- Conference: Ivy League
- Record: 16–9 (9–5, 2nd Ivy)
- Head coach: Pete Carril (20th season);
- Captain: Joe Scott
- Home arena: Jadwin Gymnasium

= 1986–87 Princeton Tigers men's basketball team =

American college basketball season

The 1986–87 Princeton Tigers men's basketball team represented Princeton University in intercollegiate college basketball during the 1986–87 NCAA Division I men's basketball season. The head coach was Pete Carril and the team captain was Joe Scott. The team played its home games in the Jadwin Gymnasium on the University campus in Princeton, New Jersey. The team finished second in the Ivy League, earning no postseason invitation to either the 1987 NCAA Men's Division I Basketball Tournament or the 1987 National Invitation Tournament. The team won its last five games to finish the season with a 16–9 overall record and a 9–5 conference record. However, they finished one game behind a 10–4 Penn Quaker team in the conference race.

The team was led by second team All-Ivy League selection Scott and Alan Williams. Although the previous teams of 1983, 1984 and 1986 as well as subsequent teams of 1989–2000 would highlight defense and lead the nation in scoring defense, this team and the subsequent 1998 team highlighted the effective shooting of the Princeton offense.

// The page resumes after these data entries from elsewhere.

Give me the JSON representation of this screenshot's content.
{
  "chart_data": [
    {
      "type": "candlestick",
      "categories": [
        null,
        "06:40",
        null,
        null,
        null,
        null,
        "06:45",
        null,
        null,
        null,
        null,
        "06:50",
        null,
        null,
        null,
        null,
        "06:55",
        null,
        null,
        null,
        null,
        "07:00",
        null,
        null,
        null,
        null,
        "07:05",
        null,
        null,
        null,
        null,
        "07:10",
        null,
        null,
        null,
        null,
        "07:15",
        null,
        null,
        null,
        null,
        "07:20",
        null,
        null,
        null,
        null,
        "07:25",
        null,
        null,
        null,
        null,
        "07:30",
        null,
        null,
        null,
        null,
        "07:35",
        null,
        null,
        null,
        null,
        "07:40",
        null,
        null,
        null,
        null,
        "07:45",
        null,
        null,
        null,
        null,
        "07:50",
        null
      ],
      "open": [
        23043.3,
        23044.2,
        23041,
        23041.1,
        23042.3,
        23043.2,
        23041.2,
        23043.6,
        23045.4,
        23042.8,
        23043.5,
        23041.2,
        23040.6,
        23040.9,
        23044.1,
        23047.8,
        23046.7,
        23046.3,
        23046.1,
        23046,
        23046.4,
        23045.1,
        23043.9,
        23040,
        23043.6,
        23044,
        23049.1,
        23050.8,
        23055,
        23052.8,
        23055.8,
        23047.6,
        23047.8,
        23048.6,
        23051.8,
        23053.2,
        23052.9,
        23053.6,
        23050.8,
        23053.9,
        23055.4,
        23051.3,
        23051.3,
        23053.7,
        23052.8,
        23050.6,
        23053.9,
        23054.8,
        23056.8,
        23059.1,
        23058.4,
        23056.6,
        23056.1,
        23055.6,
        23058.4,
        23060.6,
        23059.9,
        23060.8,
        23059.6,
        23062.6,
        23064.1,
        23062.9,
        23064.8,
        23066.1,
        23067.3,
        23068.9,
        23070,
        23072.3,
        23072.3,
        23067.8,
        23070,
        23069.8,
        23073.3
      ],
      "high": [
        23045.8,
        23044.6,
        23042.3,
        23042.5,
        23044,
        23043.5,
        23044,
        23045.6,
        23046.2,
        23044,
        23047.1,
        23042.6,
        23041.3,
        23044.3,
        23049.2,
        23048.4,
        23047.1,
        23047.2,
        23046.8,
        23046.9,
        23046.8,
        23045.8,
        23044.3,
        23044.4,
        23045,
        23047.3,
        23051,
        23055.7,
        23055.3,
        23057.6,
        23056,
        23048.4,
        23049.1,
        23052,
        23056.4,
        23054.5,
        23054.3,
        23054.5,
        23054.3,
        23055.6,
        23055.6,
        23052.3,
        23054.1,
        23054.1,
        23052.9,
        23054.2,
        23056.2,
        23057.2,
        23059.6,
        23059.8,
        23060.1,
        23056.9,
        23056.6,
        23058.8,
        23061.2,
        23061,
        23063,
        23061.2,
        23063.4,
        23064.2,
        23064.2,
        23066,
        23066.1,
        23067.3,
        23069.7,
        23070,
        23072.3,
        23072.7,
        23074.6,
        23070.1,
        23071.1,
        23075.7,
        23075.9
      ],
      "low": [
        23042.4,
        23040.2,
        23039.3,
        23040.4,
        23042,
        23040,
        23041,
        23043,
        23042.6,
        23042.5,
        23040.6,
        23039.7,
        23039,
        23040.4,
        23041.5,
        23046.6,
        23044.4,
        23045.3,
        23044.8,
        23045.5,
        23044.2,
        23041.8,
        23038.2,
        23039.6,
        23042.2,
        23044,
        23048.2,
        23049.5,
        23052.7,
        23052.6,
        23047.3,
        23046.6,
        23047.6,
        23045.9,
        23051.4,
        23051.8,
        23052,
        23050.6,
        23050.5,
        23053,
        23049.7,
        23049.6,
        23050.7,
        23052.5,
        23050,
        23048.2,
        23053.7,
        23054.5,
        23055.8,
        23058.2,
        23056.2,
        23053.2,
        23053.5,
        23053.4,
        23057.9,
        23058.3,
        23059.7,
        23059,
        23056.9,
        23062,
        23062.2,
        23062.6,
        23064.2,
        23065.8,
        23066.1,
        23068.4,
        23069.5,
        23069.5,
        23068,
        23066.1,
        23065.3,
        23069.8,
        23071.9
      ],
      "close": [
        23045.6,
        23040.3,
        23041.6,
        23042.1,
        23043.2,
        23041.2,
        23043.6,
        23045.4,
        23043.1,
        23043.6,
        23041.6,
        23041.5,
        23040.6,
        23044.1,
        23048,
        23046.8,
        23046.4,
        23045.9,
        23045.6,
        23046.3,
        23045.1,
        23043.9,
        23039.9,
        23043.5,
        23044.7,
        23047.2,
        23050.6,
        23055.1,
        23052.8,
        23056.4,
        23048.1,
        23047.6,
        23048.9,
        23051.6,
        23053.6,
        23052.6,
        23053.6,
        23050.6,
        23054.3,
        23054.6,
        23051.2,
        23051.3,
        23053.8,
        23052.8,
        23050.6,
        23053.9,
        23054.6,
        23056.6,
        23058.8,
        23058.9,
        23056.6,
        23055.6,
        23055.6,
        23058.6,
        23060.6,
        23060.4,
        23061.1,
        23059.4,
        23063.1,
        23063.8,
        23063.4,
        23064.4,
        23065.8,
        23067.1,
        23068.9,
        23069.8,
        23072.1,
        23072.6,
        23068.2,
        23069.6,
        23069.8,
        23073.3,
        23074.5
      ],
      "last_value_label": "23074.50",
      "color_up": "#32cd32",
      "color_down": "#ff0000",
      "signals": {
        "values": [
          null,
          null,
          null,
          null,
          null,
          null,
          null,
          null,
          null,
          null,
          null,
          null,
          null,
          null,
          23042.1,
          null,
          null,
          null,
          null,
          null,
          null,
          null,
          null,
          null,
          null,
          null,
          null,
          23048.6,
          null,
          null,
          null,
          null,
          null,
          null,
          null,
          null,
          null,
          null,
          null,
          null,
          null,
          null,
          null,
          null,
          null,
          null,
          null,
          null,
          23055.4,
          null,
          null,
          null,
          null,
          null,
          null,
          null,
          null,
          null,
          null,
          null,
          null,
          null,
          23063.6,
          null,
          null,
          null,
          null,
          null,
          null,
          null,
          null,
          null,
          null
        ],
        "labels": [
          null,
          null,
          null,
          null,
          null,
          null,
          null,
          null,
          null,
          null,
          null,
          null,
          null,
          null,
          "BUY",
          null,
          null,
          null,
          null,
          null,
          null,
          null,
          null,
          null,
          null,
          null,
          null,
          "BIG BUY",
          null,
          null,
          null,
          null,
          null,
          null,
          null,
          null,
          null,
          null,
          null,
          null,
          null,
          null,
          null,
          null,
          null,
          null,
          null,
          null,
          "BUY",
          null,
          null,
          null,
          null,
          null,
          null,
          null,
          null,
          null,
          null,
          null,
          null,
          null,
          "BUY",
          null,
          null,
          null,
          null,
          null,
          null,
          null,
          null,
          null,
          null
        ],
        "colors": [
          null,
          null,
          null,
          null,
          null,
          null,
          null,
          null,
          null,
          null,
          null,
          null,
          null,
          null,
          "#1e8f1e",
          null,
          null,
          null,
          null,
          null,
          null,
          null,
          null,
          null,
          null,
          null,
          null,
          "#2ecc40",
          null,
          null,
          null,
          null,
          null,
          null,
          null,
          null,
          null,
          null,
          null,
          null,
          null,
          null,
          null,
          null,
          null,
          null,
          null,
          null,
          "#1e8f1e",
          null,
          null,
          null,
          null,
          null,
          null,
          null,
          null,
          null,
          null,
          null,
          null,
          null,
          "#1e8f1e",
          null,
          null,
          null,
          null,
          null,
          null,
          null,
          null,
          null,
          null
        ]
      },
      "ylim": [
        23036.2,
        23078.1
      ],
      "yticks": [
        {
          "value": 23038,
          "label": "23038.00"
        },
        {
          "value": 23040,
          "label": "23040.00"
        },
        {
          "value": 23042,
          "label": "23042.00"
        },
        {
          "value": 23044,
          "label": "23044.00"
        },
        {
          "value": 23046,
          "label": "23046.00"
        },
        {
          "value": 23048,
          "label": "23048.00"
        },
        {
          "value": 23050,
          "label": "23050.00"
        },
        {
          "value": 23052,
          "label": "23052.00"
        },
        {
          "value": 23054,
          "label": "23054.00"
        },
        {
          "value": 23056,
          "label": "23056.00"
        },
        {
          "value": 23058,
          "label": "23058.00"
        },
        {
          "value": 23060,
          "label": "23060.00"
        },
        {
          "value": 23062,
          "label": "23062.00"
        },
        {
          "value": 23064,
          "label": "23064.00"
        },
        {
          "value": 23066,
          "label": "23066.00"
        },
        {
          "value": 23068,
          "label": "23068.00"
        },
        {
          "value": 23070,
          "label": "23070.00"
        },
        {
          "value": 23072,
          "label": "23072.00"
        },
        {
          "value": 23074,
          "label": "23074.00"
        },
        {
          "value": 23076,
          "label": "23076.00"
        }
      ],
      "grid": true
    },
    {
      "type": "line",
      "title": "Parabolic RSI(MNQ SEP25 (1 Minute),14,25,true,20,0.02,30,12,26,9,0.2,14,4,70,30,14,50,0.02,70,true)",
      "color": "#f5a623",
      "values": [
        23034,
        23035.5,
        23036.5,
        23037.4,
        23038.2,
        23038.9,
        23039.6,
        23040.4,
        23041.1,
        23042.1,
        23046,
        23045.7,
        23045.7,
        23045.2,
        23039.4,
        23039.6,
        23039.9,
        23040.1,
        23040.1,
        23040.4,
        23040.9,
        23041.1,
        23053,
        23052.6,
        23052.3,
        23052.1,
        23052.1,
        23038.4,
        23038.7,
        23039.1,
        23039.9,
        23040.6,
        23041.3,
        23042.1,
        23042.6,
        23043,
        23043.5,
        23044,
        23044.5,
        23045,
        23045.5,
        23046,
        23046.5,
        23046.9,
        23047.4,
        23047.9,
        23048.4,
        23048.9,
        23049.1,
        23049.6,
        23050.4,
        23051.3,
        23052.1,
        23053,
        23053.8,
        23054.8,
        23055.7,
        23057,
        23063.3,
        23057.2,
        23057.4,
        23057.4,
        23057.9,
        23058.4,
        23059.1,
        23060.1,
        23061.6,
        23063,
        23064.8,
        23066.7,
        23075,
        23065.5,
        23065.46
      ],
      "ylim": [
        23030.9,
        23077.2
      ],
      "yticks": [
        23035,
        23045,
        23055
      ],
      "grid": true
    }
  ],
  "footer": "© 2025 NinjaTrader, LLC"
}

Williams led the nation as the statistical champion in field goal percentage with a 70.3% average on 163 baskets on 232 attempts. Meanwhile, the team led the nation in the same category with a 54.1% on 601 out of 1111 shooting. Williams 70.3% field goal percentage in all games continues to stand as an Ivy League single-season record, and his 67.4% mark in conference games made him the conference's official statistical champion.